In order to make transition slightly smoother, once we finally reach it, we could create standalone functions now with expected type signatures, that will eventually travel into the Prim type class:

sizeOfProxy# :: Prim a => Proxy# a -> Int#
sizeOfProxy# _ = sizeOfType# (Proxy @a)

alignmentOfProxy# :: Prim a => Proxy# a -> Int#
alignmentOfProxy# _ = alignmentOfType# (Proxy @a)
chessai commented 1 year ago

I think that having an API in a core library that differs with ghc version is a horrible idea, because it also forces users of primitive to use CPP as well. Moreover, if support for multiple versions of primitive is needed then CPP is required for both the library version and the ghc version. It's just a mess that is not worth the benefits that Proxy# brings to the table.

Good point, I agree now that we should just go with Proxy over Proxy#.

I suggest we migrate to Proxy# only when we officially drop support for GHC-8.8, which I doubt is going to happen for another few years (we barely dropped 7.10 last year)

I will add that the reason 7.10 was dropped so late was because core libraries were unmaintained for so long, not because it was decided that it was the best time to do so (rather that it was overdue). But migrating to Proxy# once GHC-8.8 support is dropped seems the least burden on users with wider support windows/un-upgraded compilers.

In order to make transition slightly smoother, once we finally reach it, we could create standalone functions now with expected type signatures, that will eventually travel into the Prim type class:

sizeOfProxy# :: Prim a => Proxy# a -> Int#
sizeOfProxy# _ = sizeOfType# (Proxy @a)

alignmentOfProxy# :: Prim a => Proxy# a -> Int#
alignmentOfProxy# _ = alignmentOfType# (Proxy @a)

That sounds like a good idea to me. Names seem fine too.

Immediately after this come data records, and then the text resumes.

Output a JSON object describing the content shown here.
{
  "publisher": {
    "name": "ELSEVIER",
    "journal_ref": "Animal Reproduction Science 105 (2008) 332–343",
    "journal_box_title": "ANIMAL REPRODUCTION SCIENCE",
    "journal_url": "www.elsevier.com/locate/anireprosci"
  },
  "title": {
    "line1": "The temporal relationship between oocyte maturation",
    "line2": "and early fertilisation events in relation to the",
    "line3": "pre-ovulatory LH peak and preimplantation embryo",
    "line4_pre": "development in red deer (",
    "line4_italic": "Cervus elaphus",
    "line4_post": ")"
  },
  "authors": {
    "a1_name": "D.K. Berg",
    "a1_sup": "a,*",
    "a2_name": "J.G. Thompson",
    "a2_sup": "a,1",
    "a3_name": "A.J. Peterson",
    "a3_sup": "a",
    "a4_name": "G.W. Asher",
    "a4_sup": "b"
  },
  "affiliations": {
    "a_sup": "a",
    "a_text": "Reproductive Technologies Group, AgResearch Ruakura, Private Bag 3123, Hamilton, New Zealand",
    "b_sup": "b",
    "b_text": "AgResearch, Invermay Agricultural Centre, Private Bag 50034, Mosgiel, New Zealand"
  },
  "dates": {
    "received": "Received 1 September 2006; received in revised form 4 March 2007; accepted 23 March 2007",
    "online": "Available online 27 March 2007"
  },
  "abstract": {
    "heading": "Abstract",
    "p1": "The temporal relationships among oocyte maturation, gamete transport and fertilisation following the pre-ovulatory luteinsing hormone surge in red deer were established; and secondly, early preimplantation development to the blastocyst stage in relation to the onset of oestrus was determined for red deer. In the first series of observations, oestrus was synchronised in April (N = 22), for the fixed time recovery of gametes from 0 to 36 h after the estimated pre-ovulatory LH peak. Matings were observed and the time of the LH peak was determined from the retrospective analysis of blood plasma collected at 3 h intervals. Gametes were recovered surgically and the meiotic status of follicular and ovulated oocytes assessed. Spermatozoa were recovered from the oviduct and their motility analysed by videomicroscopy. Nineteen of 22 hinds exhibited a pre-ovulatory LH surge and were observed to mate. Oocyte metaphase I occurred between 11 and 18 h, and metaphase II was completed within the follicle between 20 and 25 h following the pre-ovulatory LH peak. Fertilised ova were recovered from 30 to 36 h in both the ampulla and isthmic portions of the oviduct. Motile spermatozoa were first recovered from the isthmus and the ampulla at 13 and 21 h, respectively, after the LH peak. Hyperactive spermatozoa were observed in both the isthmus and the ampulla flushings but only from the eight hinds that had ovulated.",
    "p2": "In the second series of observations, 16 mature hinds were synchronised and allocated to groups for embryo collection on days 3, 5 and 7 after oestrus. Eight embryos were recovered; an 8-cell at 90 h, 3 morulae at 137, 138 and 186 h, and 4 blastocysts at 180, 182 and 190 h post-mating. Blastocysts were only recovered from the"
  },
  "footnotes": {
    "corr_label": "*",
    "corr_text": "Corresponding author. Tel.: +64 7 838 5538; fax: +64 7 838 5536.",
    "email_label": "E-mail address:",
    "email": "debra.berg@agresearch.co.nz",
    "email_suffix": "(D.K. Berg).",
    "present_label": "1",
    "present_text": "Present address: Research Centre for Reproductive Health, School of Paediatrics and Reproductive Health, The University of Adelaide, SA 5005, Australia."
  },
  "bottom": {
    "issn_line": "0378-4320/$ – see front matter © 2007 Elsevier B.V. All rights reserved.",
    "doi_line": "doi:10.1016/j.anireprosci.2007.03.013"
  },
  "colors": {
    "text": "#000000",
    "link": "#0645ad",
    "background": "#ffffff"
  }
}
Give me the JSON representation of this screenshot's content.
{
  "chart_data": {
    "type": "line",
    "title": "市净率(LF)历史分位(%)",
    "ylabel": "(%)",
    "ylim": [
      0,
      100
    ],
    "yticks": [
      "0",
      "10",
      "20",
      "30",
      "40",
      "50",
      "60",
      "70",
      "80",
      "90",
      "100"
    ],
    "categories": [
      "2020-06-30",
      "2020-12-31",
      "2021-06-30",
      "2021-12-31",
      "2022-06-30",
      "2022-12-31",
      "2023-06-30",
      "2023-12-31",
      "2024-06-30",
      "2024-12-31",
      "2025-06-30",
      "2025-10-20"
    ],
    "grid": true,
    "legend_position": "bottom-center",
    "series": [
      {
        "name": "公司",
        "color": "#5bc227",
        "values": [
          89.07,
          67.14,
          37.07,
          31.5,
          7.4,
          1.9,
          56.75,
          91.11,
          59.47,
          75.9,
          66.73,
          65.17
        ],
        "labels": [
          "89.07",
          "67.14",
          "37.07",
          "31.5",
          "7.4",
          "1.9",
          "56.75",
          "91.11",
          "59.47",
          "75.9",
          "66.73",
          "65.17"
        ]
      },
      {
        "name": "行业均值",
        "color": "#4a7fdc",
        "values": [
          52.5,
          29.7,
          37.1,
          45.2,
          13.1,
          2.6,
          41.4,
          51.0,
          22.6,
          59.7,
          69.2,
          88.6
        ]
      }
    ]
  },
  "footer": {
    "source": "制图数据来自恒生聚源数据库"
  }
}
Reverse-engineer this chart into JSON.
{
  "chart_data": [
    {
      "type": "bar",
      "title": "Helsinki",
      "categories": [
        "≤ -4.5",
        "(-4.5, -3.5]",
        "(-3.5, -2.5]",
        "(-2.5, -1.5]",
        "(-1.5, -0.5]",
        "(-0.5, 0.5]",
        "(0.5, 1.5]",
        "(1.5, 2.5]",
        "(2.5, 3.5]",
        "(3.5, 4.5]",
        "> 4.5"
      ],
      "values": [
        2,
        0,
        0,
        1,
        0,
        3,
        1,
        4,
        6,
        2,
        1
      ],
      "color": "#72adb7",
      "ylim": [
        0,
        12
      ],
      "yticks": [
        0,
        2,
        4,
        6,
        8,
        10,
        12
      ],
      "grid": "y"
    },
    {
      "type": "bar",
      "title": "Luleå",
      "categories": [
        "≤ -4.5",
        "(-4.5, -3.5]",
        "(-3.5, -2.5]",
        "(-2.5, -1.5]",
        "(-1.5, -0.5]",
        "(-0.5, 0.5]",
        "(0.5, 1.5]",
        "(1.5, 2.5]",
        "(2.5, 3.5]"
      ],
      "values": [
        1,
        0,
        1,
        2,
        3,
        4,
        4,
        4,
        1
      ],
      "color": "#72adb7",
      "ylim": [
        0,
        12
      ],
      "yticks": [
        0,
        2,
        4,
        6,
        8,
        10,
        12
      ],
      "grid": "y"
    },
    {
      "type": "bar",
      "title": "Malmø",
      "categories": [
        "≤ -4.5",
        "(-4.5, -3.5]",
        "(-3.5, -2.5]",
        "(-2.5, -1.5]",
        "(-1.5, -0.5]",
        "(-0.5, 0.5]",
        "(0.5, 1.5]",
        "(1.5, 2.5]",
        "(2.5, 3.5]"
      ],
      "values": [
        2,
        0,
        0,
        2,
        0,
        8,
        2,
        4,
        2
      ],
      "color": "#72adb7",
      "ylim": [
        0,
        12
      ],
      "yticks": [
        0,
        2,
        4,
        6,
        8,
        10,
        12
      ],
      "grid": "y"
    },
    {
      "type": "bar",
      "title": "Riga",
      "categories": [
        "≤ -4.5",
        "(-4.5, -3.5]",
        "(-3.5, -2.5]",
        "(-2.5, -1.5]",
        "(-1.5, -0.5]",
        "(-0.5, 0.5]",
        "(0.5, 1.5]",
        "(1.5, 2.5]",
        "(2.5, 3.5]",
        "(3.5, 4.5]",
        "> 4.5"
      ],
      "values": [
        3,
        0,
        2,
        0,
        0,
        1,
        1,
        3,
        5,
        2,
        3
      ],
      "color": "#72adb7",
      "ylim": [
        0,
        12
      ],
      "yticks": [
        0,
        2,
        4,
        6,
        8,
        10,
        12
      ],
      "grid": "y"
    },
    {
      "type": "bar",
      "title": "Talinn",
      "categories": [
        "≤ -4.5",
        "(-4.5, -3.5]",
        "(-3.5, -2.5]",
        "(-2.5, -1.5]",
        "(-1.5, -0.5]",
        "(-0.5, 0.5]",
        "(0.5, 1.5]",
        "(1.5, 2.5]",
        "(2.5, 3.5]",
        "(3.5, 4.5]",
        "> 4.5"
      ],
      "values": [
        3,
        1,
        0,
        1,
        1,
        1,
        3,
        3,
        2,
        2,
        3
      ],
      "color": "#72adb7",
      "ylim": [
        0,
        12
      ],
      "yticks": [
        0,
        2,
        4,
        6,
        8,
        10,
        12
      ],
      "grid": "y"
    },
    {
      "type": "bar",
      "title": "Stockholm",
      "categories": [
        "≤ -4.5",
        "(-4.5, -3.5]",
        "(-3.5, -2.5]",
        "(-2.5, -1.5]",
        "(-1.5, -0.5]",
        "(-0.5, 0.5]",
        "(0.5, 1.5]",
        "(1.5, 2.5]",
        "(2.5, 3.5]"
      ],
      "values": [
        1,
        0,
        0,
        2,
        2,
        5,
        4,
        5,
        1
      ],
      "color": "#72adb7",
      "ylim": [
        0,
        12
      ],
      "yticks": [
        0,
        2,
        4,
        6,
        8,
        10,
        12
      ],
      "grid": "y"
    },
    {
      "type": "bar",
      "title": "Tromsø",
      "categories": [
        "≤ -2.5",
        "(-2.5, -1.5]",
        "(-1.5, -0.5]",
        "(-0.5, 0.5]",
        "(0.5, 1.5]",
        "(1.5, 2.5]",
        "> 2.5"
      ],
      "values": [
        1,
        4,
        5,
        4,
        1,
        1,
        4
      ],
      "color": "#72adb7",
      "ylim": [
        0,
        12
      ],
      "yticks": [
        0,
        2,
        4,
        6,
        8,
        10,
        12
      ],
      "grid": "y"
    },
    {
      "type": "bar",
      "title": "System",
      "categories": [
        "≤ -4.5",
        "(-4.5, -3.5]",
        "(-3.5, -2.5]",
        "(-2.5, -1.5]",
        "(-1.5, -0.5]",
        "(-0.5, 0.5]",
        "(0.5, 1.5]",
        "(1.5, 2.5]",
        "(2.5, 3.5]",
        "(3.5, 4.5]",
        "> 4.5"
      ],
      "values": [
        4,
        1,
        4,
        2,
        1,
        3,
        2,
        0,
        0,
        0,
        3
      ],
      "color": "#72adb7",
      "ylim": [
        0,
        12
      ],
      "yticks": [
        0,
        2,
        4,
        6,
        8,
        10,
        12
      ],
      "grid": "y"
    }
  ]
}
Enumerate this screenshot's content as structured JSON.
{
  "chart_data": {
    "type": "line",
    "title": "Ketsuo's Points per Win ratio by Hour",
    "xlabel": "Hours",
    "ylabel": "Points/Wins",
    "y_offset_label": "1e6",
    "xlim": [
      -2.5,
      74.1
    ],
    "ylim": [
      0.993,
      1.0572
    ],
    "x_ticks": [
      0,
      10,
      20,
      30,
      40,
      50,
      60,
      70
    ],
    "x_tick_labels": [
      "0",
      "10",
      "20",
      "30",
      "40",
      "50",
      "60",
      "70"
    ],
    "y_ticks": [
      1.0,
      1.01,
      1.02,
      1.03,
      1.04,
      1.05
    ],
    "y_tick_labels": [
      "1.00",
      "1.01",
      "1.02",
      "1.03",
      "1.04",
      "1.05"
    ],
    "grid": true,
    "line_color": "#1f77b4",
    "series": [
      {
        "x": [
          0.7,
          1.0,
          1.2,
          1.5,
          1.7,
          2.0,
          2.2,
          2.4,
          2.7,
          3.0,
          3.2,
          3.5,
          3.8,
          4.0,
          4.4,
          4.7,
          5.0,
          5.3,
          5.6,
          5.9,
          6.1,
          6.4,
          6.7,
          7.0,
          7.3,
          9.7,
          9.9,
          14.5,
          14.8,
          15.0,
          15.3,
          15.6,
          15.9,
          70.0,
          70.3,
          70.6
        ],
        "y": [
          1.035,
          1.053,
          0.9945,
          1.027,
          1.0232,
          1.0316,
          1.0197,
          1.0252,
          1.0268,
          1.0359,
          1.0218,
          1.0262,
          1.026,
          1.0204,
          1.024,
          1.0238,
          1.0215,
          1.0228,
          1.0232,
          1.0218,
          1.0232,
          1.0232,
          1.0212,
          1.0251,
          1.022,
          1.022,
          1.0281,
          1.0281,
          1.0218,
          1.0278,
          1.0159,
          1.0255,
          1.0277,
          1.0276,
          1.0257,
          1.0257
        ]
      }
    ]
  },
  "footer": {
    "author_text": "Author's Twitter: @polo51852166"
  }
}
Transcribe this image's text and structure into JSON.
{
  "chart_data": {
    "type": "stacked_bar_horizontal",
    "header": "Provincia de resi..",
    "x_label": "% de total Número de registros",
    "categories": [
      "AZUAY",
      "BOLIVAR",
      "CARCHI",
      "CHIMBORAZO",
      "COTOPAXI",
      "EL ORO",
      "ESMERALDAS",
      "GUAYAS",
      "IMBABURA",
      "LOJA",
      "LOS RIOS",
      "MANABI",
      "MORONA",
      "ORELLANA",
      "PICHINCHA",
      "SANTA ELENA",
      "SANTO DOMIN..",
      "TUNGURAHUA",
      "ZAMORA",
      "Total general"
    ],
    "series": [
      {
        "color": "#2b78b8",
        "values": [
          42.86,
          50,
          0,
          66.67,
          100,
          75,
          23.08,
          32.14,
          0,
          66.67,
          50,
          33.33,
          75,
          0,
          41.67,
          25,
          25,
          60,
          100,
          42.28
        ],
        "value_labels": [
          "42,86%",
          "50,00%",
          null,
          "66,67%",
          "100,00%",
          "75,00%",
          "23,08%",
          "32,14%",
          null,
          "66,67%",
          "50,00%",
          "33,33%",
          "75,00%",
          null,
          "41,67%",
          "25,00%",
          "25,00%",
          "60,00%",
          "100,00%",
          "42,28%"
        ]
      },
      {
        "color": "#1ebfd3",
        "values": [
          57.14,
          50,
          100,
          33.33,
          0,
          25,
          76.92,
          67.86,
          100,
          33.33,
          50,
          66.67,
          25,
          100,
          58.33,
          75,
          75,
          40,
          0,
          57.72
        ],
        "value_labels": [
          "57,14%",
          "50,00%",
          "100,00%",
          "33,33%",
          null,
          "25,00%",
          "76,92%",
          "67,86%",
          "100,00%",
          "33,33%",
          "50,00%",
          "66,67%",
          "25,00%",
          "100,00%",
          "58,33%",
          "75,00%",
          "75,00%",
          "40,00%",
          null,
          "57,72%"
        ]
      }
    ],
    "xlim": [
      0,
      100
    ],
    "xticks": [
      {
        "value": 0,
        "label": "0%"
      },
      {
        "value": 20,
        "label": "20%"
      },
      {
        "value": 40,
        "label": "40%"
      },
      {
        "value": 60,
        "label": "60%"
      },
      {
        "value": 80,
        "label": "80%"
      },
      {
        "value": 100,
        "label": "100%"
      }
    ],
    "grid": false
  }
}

andrewthad commented 1 year ago

This looks good. My only request is the we change from this:

-- | A dummy value of type @a@.
dummy :: a
dummy = errorWithoutStackTrace "dummy"

to this:

-- | A dummy value of type @a@.
dummy :: a
{-# noinline dummy #-}
dummy = errorWithoutStackTrace "Data.Primitive.Types: implementation mistake"

And then if something ever goes badly wrong, the end user gets a much better clue about what is wrong.

konsumlamm commented 1 year ago

I changed the error message to Data.Primitive.Types: implementation mistake in `Prim` instance, since dummy only gets evaluated if there is a wrong implementation of a Prim instance. The NOINLINE pragma was already there.